İki gün sonra Türkiye’ye İran Cumhurbaşkanı Mahmud Ahmedinecad geliyor. İki ülke arasında enerji işbirliğinin daha kapsamlı hale gelmesine karşı çıkan ABD yönetimi, Kafkaslarda olup bitenden sonra Ankara’ya aynı baskıyı sürdürebilecek mi? Yaklaşan kış ve Türkiye’nin enerji dengeleri, bir bakıma İran alternatifini daha hassas hale getirdi.
Şunu da atlamayalım. AK Parti’nin kapatılmamasının ve Erdoğan’ın siyasete devam etmesinin ne kadar önemli bir karar olduğunu bu dönemde daha iyi görmüş olacağız. Zira bizzat içimizde ve canımızı acıtarak bizi etkileyen bu yeni kriz, öyle silahların susmasıyla sona erecek kadar sıradan değil. İşte bu yüzden ‘iç barış’ın sağlanması her zamankinden daha fazla önem taşıyor. Başbakan’ın Yargıtay ve Danıştay ziyaretlerinin altı çizilmeli.
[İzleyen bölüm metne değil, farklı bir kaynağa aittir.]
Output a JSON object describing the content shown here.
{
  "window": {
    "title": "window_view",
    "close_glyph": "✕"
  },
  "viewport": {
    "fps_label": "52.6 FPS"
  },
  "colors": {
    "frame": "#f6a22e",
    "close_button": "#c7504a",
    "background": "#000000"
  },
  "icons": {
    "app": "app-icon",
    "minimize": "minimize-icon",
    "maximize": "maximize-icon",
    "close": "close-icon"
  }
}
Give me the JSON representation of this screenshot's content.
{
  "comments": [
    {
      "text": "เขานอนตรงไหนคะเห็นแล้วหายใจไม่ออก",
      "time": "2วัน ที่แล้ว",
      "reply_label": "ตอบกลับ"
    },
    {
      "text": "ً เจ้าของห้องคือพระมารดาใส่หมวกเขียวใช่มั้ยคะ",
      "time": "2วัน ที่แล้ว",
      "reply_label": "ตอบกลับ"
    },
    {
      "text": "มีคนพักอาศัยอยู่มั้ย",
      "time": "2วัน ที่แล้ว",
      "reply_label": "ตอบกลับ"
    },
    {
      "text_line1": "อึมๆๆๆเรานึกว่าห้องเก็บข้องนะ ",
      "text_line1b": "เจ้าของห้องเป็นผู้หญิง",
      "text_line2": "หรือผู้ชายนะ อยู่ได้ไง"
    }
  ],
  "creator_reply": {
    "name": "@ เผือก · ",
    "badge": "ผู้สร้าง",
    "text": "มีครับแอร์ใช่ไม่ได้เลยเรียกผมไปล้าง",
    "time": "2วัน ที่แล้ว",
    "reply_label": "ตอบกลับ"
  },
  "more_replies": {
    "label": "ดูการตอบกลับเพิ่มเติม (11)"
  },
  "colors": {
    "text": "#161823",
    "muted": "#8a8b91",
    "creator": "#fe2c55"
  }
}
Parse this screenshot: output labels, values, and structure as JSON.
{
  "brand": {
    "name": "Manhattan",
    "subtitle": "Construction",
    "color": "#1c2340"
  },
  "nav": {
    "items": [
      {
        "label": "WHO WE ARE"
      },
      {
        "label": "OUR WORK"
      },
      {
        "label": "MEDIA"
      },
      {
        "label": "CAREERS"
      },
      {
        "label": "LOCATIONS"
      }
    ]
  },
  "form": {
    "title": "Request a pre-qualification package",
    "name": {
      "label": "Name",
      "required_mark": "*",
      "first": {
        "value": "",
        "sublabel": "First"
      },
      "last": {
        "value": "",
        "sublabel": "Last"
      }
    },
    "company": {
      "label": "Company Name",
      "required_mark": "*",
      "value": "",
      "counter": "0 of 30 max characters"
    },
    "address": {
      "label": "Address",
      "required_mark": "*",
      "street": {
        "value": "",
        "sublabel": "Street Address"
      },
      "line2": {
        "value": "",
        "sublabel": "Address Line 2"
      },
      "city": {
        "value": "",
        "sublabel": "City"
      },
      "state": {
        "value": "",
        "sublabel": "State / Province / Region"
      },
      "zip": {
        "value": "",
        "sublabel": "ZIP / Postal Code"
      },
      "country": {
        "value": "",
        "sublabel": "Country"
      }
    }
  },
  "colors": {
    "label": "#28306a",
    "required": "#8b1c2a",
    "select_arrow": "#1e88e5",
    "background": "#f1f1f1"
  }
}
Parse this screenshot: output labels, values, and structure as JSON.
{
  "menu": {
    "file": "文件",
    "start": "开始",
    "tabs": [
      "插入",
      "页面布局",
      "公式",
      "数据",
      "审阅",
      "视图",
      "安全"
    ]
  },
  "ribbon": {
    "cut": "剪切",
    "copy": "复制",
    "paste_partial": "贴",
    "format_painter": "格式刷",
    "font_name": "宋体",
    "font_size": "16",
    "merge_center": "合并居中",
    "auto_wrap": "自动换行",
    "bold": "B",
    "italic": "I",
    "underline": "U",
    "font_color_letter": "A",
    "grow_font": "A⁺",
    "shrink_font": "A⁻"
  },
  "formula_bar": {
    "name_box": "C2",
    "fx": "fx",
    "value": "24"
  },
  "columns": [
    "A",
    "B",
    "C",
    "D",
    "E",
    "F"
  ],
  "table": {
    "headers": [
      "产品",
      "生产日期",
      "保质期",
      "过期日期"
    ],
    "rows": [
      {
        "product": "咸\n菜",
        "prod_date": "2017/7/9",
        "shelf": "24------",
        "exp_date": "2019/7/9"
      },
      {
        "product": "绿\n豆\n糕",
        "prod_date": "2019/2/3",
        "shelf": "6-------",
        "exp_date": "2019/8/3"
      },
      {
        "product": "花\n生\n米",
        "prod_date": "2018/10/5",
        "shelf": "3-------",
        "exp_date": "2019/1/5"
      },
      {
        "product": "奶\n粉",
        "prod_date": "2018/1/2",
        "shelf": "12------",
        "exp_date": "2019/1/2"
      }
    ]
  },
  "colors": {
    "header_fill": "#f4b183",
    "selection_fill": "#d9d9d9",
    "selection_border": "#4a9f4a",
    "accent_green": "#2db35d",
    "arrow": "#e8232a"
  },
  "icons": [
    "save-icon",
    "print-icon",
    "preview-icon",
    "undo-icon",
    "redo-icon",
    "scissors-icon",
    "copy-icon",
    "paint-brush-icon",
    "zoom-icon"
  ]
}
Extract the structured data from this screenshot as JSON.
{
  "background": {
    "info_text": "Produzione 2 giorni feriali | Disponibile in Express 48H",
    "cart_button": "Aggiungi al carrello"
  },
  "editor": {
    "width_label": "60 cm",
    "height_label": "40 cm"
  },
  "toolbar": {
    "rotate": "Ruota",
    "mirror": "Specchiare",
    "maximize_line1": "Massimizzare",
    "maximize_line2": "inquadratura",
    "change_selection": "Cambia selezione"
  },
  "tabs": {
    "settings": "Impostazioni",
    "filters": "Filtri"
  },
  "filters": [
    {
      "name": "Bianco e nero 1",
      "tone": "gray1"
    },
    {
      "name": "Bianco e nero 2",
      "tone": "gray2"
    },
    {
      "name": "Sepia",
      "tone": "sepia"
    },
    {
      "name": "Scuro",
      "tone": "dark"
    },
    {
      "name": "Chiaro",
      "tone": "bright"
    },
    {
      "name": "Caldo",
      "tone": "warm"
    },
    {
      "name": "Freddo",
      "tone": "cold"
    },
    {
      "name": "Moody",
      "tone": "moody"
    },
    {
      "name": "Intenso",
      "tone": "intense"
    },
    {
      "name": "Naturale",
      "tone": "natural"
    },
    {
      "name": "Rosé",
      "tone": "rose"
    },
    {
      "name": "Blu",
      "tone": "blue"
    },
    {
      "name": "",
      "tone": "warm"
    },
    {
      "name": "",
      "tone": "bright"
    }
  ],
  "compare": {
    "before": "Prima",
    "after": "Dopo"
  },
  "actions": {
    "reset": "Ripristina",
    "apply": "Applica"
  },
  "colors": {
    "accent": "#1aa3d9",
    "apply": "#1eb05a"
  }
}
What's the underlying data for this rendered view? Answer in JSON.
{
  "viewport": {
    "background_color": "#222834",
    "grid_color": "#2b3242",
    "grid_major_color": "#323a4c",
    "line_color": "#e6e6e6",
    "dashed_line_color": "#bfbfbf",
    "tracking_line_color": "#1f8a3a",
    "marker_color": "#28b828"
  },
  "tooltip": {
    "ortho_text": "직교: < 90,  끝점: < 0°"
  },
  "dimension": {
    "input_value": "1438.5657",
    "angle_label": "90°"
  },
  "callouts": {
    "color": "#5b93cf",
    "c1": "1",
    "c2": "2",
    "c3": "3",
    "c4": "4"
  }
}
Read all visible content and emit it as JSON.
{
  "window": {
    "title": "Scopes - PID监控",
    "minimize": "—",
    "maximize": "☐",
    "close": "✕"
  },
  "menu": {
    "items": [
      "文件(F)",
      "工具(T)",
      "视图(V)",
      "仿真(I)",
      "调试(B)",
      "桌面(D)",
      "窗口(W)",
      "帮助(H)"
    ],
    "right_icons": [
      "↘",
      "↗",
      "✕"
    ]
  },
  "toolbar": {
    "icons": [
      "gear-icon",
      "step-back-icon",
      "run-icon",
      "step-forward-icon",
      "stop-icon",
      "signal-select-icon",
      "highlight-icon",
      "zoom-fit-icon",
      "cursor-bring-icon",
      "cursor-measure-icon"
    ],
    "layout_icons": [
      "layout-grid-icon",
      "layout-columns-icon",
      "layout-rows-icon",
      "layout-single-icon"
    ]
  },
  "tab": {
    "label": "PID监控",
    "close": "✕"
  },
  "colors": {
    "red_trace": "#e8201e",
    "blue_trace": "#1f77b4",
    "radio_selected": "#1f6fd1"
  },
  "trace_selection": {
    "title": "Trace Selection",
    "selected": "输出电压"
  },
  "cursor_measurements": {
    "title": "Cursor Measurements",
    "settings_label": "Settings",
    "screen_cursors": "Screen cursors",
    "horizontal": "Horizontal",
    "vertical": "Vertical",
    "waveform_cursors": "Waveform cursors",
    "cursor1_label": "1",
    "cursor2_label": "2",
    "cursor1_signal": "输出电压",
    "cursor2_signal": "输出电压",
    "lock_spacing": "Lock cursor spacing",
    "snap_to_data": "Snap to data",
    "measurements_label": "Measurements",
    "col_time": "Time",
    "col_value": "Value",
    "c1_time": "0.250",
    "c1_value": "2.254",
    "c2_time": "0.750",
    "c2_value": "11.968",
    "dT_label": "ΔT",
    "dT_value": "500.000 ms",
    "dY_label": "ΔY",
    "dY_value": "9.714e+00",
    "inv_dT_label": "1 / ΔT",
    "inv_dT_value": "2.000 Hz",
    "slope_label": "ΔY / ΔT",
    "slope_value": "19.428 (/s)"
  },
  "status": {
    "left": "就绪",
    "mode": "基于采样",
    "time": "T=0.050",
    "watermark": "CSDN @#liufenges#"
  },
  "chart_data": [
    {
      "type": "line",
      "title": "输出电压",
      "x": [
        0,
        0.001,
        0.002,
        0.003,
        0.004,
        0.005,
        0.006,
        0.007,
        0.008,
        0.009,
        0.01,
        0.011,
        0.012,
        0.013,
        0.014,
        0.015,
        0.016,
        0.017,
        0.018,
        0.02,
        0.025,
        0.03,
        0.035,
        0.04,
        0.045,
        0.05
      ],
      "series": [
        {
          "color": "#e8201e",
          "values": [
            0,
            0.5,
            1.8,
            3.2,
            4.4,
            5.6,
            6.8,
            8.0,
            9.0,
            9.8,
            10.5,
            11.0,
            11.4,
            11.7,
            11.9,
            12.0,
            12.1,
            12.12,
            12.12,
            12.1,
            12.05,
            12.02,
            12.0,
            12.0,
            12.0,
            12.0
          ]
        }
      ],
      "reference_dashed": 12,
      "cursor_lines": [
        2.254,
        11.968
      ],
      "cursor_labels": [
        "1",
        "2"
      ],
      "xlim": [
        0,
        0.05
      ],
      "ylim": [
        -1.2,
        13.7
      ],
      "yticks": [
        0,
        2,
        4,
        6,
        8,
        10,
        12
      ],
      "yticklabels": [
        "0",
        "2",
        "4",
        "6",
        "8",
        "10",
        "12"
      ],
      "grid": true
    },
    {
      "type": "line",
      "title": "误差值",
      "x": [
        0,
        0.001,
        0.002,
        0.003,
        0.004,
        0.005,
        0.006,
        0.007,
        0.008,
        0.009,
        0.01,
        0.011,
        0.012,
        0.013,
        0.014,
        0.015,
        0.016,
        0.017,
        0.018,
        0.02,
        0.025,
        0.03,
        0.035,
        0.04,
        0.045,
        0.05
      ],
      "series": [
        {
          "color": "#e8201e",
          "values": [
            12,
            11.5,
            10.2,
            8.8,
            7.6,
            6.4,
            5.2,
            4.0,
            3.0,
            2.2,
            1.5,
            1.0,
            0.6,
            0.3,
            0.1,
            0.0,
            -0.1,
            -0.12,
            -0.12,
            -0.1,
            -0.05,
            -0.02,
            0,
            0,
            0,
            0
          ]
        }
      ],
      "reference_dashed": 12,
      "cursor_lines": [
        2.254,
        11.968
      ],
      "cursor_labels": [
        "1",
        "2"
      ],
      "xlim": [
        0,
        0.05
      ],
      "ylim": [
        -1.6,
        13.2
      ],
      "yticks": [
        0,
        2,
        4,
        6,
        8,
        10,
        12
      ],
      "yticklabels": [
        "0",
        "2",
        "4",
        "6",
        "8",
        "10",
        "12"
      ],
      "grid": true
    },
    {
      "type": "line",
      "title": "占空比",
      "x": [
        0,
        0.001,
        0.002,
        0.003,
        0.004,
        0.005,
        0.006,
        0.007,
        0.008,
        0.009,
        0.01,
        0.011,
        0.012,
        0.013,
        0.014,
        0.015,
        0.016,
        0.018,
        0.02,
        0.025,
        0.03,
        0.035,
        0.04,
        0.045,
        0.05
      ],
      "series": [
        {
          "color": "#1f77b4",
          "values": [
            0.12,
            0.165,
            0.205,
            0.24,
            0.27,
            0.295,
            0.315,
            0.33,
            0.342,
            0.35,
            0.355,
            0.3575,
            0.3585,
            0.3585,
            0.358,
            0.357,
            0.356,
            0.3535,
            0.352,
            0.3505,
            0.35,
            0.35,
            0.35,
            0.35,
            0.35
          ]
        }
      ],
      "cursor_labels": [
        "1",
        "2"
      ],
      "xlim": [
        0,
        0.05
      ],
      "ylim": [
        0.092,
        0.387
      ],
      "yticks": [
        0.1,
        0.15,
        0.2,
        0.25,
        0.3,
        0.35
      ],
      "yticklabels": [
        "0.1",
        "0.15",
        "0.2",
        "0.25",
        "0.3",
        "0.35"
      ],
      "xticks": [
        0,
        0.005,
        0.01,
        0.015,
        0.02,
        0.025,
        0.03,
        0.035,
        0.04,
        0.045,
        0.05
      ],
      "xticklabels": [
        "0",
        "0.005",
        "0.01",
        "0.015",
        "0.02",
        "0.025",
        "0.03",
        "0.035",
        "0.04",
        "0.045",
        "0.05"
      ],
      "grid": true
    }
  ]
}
çok zorlu, hassas ve büyük güçler dengesinin yeniden kurulduğu bir dönemi, iç çekişmelerin yorgunluğunu üzerinden atamamış Türkiye, hangi hamlelerle karşılamaya hazırlanıyor.
Başbakan’ın önerdiği Kafkas Paktı, kuşkusuz önemli. Ancak öncelikle Ankara’nın bugüne kadar izlediği Kafkas politikasını ve ağırlığını her gün daha fazla hissettiren Rusya ile ilişkilerini ciddi olarak gözden geçirmesi gerekiyor.
Rusya artık ‘küresel ekonomik dengeleri dikkate alıyor’ diyenler elbette haklı. Bunu söyleyenler, Moskova’nın kendisinin de aynı ölçüde dikkate alınmasını istediğini gözden kaçırmamalı. Putin’in her sözü ve attığı her adım buna işaret ediyor.
Küresel sermayeyi başlı başına bir ayakta kalma aracı olarak görenler için hayli zor günler. Türkiye’nin bu denklemdeki yeri kuşkusuz daha farklı ve özel. Ama olup biten de kendisini gözden geçirmesi için ciddi bir fırsat.